Wall Street Bets is a roundup of recent notes from analysts covering the gambling industry.
Monarch’s customers
Barry Jonas of Truist Securities September 22 commented on investor meetings his firm recently had with Monarch Casino & Resort. Jonas wrote that “MCRI’s consumer (was) more resilient. While the low-end U.S. consumer has been impacted by inflation, MCRI services a more affluent gaming customer (less impacted by the macro environment today).

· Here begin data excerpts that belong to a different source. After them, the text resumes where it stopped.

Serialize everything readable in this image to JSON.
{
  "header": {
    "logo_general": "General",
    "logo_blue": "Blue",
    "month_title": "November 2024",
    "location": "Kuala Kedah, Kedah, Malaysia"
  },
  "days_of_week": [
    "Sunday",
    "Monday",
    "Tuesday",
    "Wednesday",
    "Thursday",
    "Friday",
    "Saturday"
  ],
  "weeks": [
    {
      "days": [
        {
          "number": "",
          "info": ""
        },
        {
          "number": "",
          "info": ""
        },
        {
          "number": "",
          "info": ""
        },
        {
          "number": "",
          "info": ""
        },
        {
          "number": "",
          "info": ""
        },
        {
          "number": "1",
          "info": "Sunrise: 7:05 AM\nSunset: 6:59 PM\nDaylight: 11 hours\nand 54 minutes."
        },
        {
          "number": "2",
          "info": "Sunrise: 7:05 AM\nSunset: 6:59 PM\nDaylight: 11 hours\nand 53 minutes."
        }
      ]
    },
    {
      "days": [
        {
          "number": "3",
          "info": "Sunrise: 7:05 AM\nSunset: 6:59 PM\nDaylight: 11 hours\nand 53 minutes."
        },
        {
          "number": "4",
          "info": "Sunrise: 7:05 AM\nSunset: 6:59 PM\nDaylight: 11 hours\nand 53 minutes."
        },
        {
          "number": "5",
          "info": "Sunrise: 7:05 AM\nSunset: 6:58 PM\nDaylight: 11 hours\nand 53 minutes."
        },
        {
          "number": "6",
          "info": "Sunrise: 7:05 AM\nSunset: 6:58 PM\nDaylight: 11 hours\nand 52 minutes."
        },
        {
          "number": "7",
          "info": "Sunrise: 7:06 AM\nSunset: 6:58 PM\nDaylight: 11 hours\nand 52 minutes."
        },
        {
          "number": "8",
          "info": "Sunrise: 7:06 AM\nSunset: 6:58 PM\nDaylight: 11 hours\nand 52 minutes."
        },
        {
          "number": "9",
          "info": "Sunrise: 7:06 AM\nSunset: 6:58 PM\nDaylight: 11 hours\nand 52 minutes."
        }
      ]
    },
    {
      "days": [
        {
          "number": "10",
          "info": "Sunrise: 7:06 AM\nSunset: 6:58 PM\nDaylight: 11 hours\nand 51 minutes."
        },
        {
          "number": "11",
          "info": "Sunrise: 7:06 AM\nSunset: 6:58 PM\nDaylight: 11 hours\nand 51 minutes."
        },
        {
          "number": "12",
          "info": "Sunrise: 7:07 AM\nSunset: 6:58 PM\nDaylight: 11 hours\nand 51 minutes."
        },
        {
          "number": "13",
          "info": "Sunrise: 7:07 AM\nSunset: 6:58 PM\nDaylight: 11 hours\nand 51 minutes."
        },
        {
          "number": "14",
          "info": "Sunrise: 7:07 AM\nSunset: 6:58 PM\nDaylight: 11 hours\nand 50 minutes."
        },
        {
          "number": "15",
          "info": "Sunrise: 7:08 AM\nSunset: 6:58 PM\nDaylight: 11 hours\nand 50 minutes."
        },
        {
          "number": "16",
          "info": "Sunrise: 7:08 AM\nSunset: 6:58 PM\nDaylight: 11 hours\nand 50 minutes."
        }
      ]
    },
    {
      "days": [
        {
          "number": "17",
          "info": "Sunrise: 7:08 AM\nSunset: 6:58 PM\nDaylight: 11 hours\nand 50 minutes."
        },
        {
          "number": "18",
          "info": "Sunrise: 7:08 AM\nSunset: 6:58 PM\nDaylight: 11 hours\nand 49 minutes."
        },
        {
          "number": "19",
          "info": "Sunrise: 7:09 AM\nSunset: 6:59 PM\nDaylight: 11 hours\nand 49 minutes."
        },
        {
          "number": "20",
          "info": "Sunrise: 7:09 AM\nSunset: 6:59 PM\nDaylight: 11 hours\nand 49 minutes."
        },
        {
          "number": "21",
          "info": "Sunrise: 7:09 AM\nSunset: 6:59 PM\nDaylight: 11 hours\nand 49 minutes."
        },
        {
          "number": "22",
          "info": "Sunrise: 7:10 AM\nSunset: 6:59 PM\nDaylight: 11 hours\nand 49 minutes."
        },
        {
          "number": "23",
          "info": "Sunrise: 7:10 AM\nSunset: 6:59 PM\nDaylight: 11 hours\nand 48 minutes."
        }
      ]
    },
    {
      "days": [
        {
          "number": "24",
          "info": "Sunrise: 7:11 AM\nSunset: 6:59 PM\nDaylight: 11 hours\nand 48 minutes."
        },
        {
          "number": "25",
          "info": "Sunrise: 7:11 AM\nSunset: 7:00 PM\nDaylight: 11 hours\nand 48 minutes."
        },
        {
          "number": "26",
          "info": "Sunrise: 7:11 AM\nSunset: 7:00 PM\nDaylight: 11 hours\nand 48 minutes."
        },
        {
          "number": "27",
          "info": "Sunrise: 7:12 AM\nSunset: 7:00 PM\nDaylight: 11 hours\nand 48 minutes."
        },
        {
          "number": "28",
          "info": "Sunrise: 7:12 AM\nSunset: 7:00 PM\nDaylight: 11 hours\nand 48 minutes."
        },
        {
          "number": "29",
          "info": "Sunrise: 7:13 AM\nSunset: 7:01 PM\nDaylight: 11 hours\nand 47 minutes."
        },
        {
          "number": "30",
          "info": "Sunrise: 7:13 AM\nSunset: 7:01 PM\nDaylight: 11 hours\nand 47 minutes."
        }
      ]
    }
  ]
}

As one of the key macro indicators management looks at, unemployment rates in MCRI’s markets of Reno and Black Hawk/Denver remain relatively healthy.”
Caesars strategy
J.P Morgan’s Dan Politzer looked at options for Caesars. “For the past several years, Caesars has underperformed (compared to) peers, prompting questions as to what, if anything, management can do from a strategic standpoint to unlock value and improve the share price,” Politzer wrote. “With short interest at a 5-year high (14% of float) and the stock at a 5-yr low, we look at potential options as it relates to Caesars: (1) Spinning off its digital business; (2) going full OpCo (the “nuclear option”); or (3) staying the course and using its $3 billion net cash generation through year end 2027 (~60% of market cap) to pay down debt/repurchase stock. Our conclusion: Caesars should stay the course, as options (1) and (2) are neutral/dilutive to free cash flow/share and cap long-term equity upside. “
OSB outlook
David Katz of Jefferies, in a September 21 note, wrote that “our latest OSB survey focused on US in-play betting and prediction market trial. Results indicate strengthening trends around in-play betting, a tailwind for DraftKings given its focus on the segment, and Sportradar given it supplies the infrastructure needed. We also note parlays remain very popular, which favors the product mix of Flutter. Finally, prediction markets, while still new, have gained ~60% trial in the US.”
Sportradar looks good
Samuel Nielsen of J.P. Morgan on September 19 looked at Sportradar. “With Sportradar a meaningful outperformer year-to-date (+70% vs. digital peer average +32% and SPX +13%), we revisit our investment thesis and evaluate Sportradar’s key revenue drivers,” Nielsen wrote. “Net, we come away incrementally positive on Sportradar, as the stock provides exposure to digital gaming’s attractive secular growth but insulates investors from the earnings volatility and policy uncertainty associated with B2C online sports betting operators. We favor Sportradar for its strong earnings visibility and free cash flow conversion (55-60%), opportunity for meaningful cross-sell/up-sell potential to its existing customer base, and accelerating adoption of higher margin, in-play wagering markets.”
Genius acquisition
On September 18, David Bain of Texas Capital Securities wrote about Genius Sports. “This morning, Genius announced it has acquired Sports Innovation Lab, a company specializing in the collection of sports fan data. While no financial details were provided, checks cite a 100% cash transaction using a relatively small portion of Genius’ $220M+ cash/no debt balance sheet. The acquisition should be accretive to next year’s earnings, in-line with Genius’ previously stated M&A objectives, in our view. We believe Genius’ media business will further come into focus at its December 3, 2025, investor day, and Sports Innovation Lab further strengthens significant upside optionality for the underappreciated (in our opinion) segment.”